Real-World Application

This problem models network routing under constraints, such as finding the most cost-effective path for data packets where the number of hops (routers) must be limited to prevent excessive latency.

🛠️ Constraints & Edge Cases

\(1 \le n \le 100\)
\(0 \le flights.length \le n \cdot (n - 1) / 2\)
\(0 \le src, dst < n\)
\(0 \le k < n\)
Edge Cases:
- src == dst (cost is 0).
- No possible path (return -1).
- k=0 (direct flight only).

🧠 Approach & Intuition

The Aha! Moment

Standard Dijkstra's algorithm tracks only the cost. To satisfy the k stops constraint, we must track the state as (cost, node, stops_remaining) in our Priority Queue.

🐢 Brute Force (Naive)

Using pure DFS, we explore all paths from src to dst. This has exponential complexity \(O(V^V)\) as we revisit nodes, leading to TLE.

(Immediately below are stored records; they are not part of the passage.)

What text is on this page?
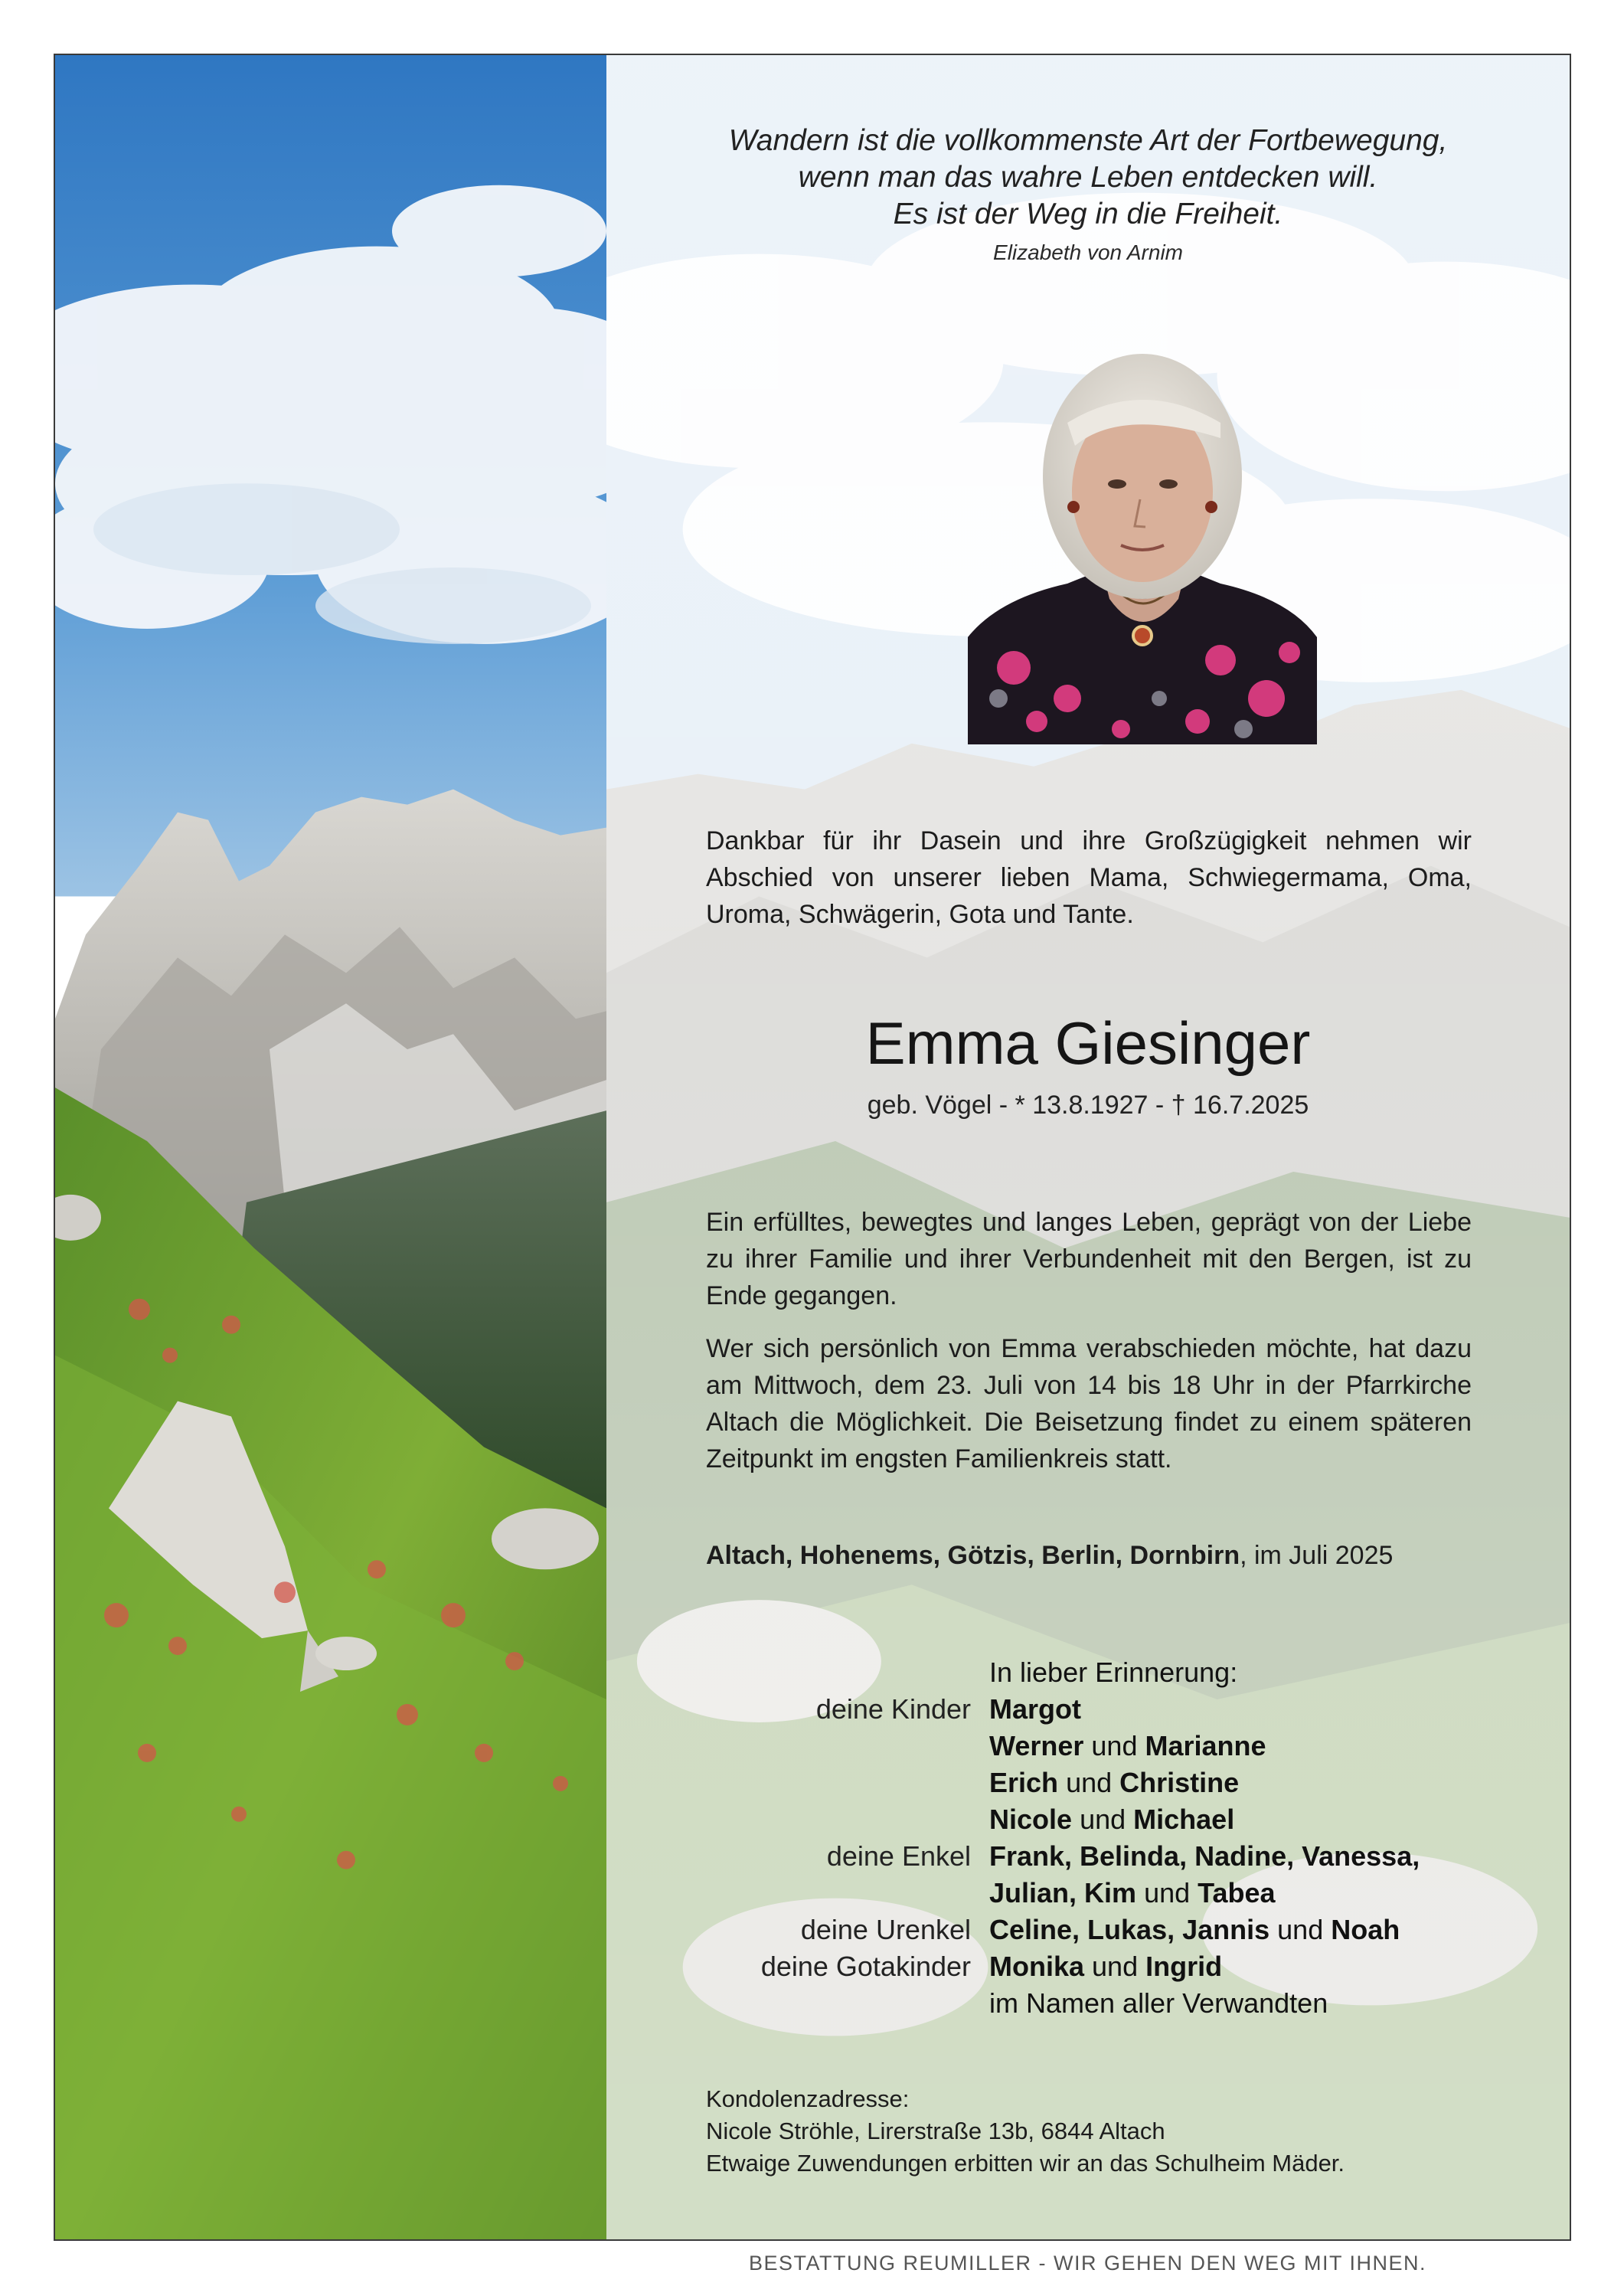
Wandern ist die vollkommenste Art der Fortbewegung,
wenn man das wahre Leben entdecken will.
Es ist der Weg in die Freiheit.
Elizabeth von Arnim
Dankbar für ihr Dasein und ihre Großzügigkeit nehmen wir Abschied von unserer lieben Mama, Schwiegermama, Oma, Uroma, Schwägerin, Gota und Tante.
Emma Giesinger
geb. Vögel - * 13.8.1927 - † 16.7.2025
Ein erfülltes, bewegtes und langes Leben, geprägt von der Liebe zu ihrer Familie und ihrer Verbundenheit mit den Bergen, ist zu Ende gegangen.
Wer sich persönlich von Emma verabschieden möchte, hat dazu am Mittwoch, dem 23. Juli von 14 bis 18 Uhr in der Pfarrkirche Altach die Möglichkeit. Die Beisetzung findet zu einem späteren Zeitpunkt im engsten Familienkreis statt.
Altach, Hohenems, Götzis, Berlin, Dornbirn, im Juli 2025
In lieber Erinnerung:
deine Kinder Margot
Werner und Marianne
Erich und Christine
Nicole und Michael
deine Enkel Frank, Belinda, Nadine, Vanessa,
Julian, Kim und Tabea
deine Urenkel Celine, Lukas, Jannis und Noah
deine Gotakinder Monika und Ingrid
im Namen aller Verwandten
Kondolenzadresse:
Nicole Ströhle, Lirerstraße 13b, 6844 Altach
Etwaige Zuwendungen erbitten wir an das Schulheim Mäder.
BESTATTUNG REUMILLER - WIR GEHEN DEN WEG MIT IHNEN.
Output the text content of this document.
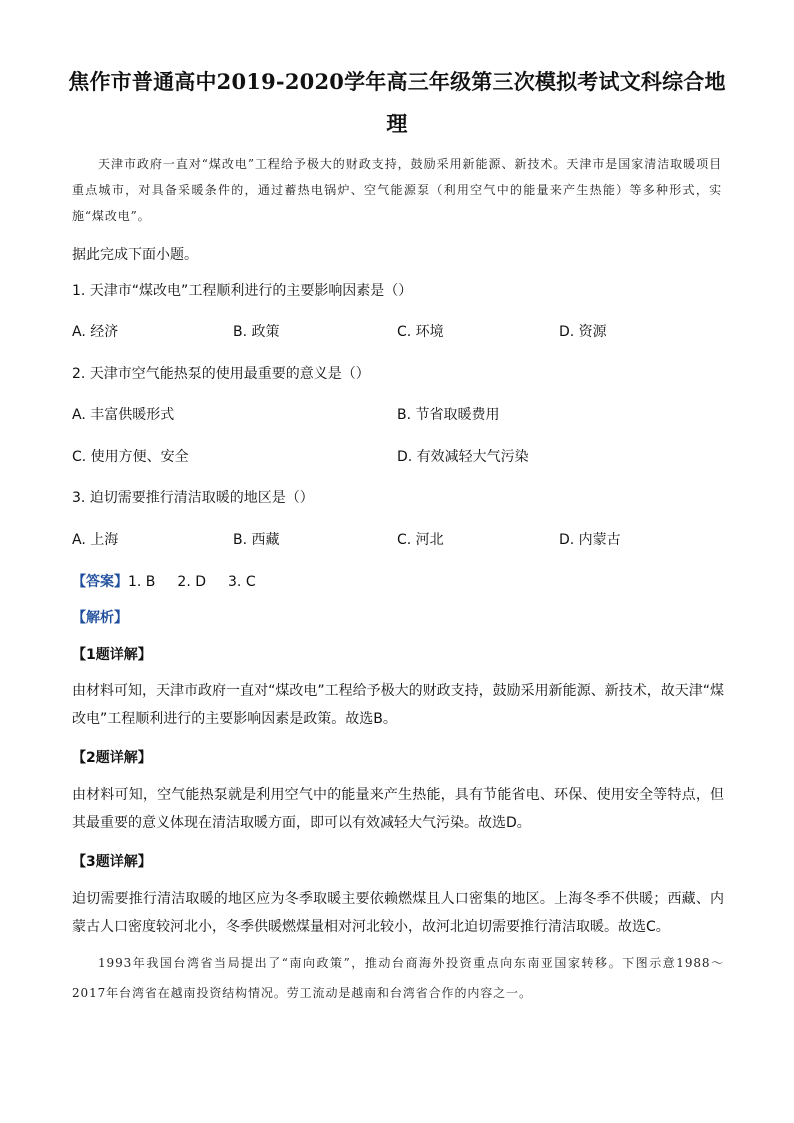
焦作市普通高中2019-2020学年高三年级第三次模拟考试文科综合地
理
天津市政府一直对“煤改电”工程给予极大的财政支持，鼓励采用新能源、新技术。天津市是国家清洁取暖项目重点城市，对具备采暖条件的，通过蓄热电锅炉、空气能源泵（利用空气中的能量来产生热能）等多种形式，实施“煤改电”。
据此完成下面小题。
1. 天津市“煤改电”工程顺利进行的主要影响因素是（）
A. 经济	B. 政策	C. 环境	D. 资源
2. 天津市空气能热泵的使用最重要的意义是（）
A. 丰富供暖形式	B. 节省取暖费用
C. 使用方便、安全	D. 有效减轻大气污染
3. 迫切需要推行清洁取暖的地区是（）
A. 上海	B. 西藏	C. 河北	D. 内蒙古
【答案】1. B 2. D 3. C
【解析】
【1题详解】
由材料可知，天津市政府一直对“煤改电”工程给予极大的财政支持，鼓励采用新能源、新技术，故天津“煤改电”工程顺利进行的主要影响因素是政策。故选B。
【2题详解】
由材料可知，空气能热泵就是利用空气中的能量来产生热能，具有节能省电、环保、使用安全等特点，但其最重要的意义体现在清洁取暖方面，即可以有效减轻大气污染。故选D。
【3题详解】
迫切需要推行清洁取暖的地区应为冬季取暖主要依赖燃煤且人口密集的地区。上海冬季不供暖；西藏、内蒙古人口密度较河北小，冬季供暖燃煤量相对河北较小，故河北迫切需要推行清洁取暖。故选C。
1993年我国台湾省当局提出了“南向政策”，推动台商海外投资重点向东南亚国家转移。下图示意1988～2017年台湾省在越南投资结构情况。劳工流动是越南和台湾省合作的内容之一。
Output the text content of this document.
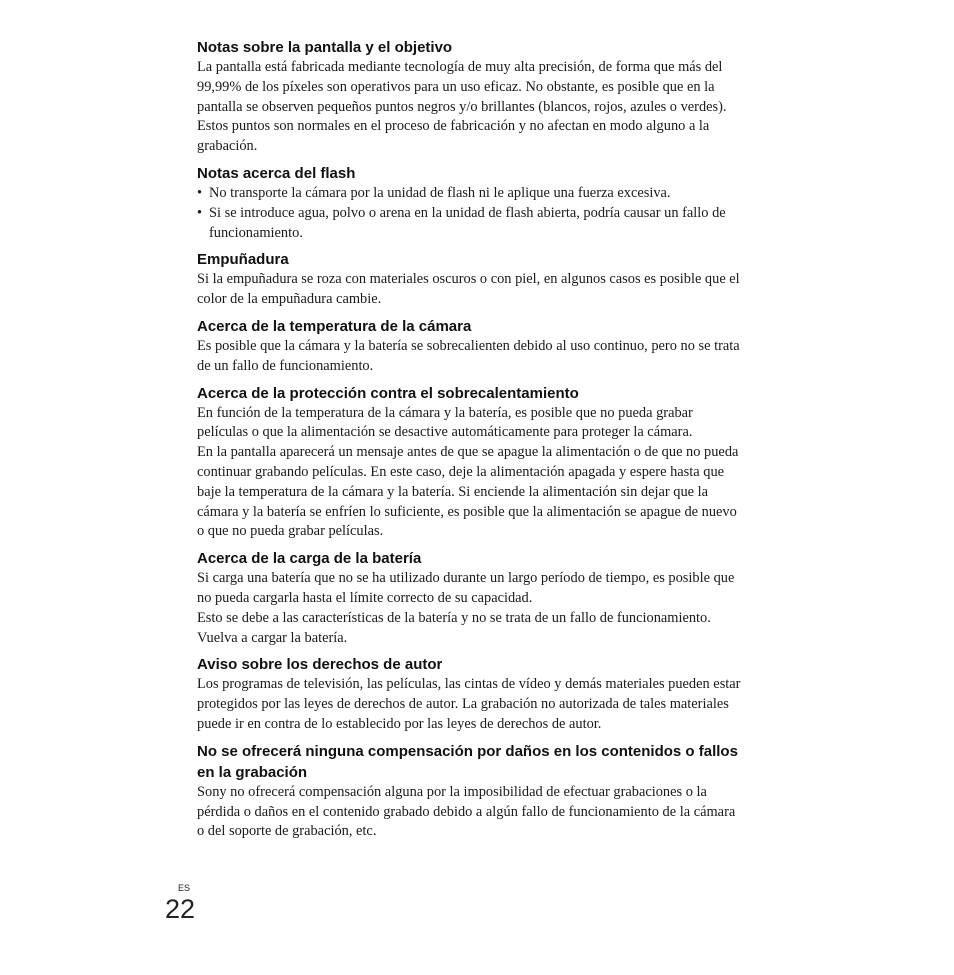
Notas sobre la pantalla y el objetivo

La pantalla está fabricada mediante tecnología de muy alta precisión, de forma que más del 99,99% de los píxeles son operativos para un uso eficaz. No obstante, es posible que en la pantalla se observen pequeños puntos negros y/o brillantes (blancos, rojos, azules o verdes). Estos puntos son normales en el proceso de fabricación y no afectan en modo alguno a la grabación.

Notas acerca del flash
• No transporte la cámara por la unidad de flash ni le aplique una fuerza excesiva.
• Si se introduce agua, polvo o arena en la unidad de flash abierta, podría causar un fallo de funcionamiento.
Empuñadura

Si la empuñadura se roza con materiales oscuros o con piel, en algunos casos es posible que el color de la empuñadura cambie.

Acerca de la temperatura de la cámara

Es posible que la cámara y la batería se sobrecalienten debido al uso continuo, pero no se trata de un fallo de funcionamiento.

Acerca de la protección contra el sobrecalentamiento

En función de la temperatura de la cámara y la batería, es posible que no pueda grabar películas o que la alimentación se desactive automáticamente para proteger la cámara.

En la pantalla aparecerá un mensaje antes de que se apague la alimentación o de que no pueda continuar grabando películas. En este caso, deje la alimentación apagada y espere hasta que baje la temperatura de la cámara y la batería. Si enciende la alimentación sin dejar que la cámara y la batería se enfríen lo suficiente, es posible que la alimentación se apague de nuevo o que no pueda grabar películas.

Acerca de la carga de la batería

Si carga una batería que no se ha utilizado durante un largo período de tiempo, es posible que no pueda cargarla hasta el límite correcto de su capacidad.

Esto se debe a las características de la batería y no se trata de un fallo de funcionamiento. Vuelva a cargar la batería.

Aviso sobre los derechos de autor

Los programas de televisión, las películas, las cintas de vídeo y demás materiales pueden estar protegidos por las leyes de derechos de autor. La grabación no autorizada de tales materiales puede ir en contra de lo establecido por las leyes de derechos de autor.

No se ofrecerá ninguna compensación por daños en los contenidos o fallos en la grabación

Sony no ofrecerá compensación alguna por la imposibilidad de efectuar grabaciones o la pérdida o daños en el contenido grabado debido a algún fallo de funcionamiento de la cámara o del soporte de grabación, etc.

ES
22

🐇 Optimal Approach (Dijkstra Variant)

Use a Priority Queue to store (cost, current_node, stops_remaining).
Keep a visited dictionary mapping nodes to the maximum stops_remaining with which we have reached them.
Only push to the queue if we reach a node with more remaining stops than previously recorded.

🧩 Visual Tracing

graph LR
    src((src)) -- 100 --> A((A))
    A -- 100 --> dst((dst))
    src -- 500 --> dst
    style src stroke:#333,stroke-width:2px
    style dst stroke:#f66,stroke-width:2px

💻 Solution Implementation

(Implementation details need to be added...)

⏱️ Complexity Analysis

Time Complexity: \(O(E \cdot K \log (V \cdot K))\), where \(E\) is the number of edges, \(V\) the number of cities, and \(K\) the stop constraint.
Space Complexity: \(O(V \cdot K)\) to store the visited states in the queue.

🎤 Interview Toolkit

Harder Variant: What if we need the shortest path in terms of time instead of cost?
Alternative Data Structures: Bellman-Ford can also solve this in \(O(K \cdot E)\) without a priority queue.